Validation of Species Recognition Performance
To contextualize this hypothesis, we examined the composition of PubTator’s species recognition evaluation datasets to assess representation of non-model organisms:
- Analysis of the PubTator3 evaluation dataset revealed that 85.93% (104/635) of test cases correspond to non-model organisms (AIONER test dataset: https://github.com/ncbi/AIONER/blob/main/data/pubtator/SPECIES_Test.PubTator)
- Species named entity recognition and entity linking achieved high performance in these evaluations
- Validation results are documented in
data/species_match, usingscripts/check_species_match.py
Working Assumption Based on this evidence, we assume that PubTator’s species recognition performance is reliable for non-model organisms and therefore focus our investigation on potential limitations in gene annotation.
AI Agent-Based Approach
Given the complexity of multi-step decision-making, database integration, and contextual interpretation required for literature curation, we propose an AI agent-based approach as a suitable solution.
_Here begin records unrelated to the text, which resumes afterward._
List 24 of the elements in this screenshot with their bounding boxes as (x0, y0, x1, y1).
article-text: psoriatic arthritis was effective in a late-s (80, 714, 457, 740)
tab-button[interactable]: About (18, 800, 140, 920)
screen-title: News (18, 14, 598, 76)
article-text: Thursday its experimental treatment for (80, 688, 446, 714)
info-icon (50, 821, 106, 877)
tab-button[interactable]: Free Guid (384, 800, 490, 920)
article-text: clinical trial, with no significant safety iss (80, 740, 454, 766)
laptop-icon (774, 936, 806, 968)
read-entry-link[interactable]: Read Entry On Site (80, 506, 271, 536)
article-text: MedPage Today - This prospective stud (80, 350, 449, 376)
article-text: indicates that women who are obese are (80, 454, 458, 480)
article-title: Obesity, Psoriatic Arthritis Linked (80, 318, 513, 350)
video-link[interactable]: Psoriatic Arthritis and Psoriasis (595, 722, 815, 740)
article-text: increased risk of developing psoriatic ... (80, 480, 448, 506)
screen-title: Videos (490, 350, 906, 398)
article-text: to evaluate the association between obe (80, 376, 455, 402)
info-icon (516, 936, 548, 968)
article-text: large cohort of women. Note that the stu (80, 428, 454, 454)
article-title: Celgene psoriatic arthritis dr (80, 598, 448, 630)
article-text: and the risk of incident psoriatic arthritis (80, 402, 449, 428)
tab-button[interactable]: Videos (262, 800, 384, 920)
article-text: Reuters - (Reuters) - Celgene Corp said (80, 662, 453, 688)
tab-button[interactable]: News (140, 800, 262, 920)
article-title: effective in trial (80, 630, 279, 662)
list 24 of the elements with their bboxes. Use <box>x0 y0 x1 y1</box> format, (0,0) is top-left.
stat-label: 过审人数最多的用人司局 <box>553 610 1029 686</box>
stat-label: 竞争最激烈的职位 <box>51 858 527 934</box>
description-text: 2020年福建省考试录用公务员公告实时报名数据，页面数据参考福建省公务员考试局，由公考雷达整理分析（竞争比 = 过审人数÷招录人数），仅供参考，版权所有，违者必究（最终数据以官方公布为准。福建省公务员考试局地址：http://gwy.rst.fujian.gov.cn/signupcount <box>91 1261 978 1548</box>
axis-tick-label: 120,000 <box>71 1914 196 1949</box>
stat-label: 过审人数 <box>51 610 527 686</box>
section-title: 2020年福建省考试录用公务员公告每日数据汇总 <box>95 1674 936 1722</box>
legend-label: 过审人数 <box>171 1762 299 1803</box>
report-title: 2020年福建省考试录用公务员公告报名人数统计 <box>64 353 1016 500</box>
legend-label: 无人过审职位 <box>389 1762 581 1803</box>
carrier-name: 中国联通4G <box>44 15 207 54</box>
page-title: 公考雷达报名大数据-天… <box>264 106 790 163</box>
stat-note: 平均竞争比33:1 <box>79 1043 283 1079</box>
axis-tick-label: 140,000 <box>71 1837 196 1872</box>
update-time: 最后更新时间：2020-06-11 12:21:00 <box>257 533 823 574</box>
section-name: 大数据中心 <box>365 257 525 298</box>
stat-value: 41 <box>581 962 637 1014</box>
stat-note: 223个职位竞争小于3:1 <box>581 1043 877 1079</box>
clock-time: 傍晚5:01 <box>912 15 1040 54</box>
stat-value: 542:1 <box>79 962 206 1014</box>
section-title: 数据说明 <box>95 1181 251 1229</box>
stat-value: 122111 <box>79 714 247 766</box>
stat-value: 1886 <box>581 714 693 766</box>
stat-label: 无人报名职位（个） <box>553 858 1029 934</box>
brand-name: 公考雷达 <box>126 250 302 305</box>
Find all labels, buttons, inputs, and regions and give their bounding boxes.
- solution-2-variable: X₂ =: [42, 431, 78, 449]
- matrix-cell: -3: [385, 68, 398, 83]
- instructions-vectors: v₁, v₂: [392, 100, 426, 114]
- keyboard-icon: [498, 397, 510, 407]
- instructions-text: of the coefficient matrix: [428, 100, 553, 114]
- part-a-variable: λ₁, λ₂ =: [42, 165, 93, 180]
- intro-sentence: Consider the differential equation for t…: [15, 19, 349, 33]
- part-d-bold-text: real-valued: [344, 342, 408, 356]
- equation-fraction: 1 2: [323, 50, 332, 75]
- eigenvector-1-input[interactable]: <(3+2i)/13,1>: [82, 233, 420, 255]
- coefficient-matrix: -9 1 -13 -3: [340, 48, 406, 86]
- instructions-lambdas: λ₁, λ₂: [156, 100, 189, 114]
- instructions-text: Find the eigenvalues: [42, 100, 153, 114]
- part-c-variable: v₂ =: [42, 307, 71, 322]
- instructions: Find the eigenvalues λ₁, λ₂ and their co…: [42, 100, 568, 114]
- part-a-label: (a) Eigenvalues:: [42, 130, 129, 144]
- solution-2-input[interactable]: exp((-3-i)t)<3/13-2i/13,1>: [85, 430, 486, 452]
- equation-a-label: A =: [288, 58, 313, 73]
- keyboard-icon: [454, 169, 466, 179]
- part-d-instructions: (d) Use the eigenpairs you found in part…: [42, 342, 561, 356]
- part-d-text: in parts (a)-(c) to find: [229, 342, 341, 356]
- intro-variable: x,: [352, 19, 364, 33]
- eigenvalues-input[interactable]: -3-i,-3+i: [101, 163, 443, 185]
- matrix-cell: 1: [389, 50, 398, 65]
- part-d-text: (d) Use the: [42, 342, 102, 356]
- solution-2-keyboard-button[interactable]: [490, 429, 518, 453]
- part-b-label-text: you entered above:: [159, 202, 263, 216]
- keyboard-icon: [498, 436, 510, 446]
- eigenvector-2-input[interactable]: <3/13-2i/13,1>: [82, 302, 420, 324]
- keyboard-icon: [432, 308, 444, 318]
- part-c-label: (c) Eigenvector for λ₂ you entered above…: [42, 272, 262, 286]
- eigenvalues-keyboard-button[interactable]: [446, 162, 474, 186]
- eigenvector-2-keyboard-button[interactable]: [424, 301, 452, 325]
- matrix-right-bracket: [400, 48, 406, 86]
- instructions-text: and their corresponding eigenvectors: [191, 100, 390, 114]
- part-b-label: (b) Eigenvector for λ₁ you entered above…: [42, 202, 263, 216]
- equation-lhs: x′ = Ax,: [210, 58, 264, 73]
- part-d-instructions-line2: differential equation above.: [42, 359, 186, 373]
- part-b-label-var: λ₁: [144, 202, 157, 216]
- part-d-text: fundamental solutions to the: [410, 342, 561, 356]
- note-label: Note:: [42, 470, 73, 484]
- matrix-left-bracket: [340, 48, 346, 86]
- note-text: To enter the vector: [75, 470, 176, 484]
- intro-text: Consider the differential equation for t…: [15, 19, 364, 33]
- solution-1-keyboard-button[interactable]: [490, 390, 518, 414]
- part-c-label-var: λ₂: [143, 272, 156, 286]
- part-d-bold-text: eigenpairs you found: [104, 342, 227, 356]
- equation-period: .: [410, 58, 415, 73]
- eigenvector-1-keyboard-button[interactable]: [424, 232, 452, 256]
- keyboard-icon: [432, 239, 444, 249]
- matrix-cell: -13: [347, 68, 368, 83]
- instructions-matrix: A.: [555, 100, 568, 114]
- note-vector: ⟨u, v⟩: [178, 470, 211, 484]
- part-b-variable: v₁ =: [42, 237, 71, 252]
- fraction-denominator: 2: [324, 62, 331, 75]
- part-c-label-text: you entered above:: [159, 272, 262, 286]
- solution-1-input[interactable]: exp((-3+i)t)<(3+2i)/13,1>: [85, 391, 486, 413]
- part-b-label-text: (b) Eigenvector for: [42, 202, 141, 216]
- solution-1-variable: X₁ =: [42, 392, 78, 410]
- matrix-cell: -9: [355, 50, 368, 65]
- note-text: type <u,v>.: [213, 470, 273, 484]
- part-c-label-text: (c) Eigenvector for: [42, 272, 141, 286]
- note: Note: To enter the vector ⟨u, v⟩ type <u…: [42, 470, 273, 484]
AI agents are capable of:
- Autonomously navigating complex decision trees during literature evaluation
- Performing iterative database queries with adaptive refinement
- Integrating information across multiple biological databases
- Extracting and structuring relevant metadata, including gene identifiers, species information, taxonomic classifications, and research categories
- Scaling to large literature corpora while maintaining consistent evaluation criteria
Related Work
Existing Literature Annotation Systems
PubTator PubTator, developed by the NCBI, provides automated bioconcept annotation for biomedical literature. Although effective for many annotation tasks, its performance in gene annotation for non-model organisms has not been systematically evaluated.
Manual Curation Gold-standard annotations depend on expert manual curation, which remains prohibitively time-consuming and impractical for large-scale literature databases.
Rule-Based Systems Traditional keyword-based and rule-based approaches lack the flexibility and contextual understanding required to accurately identify non-model organism genetics research.
Gap in Current Approaches
To date, no existing system simultaneously provides:
- High-precision identification of non-model organism genetics literature
- Automated and scalable processing of large literature corpora
- Structured extraction of genetic and taxonomic metadata
- Domain-aware decision-making for ambiguous or borderline cases
This study addresses these gaps through the development and evaluation of AI agent-based literature curation systems specifically tailored to non-model organism genetics research.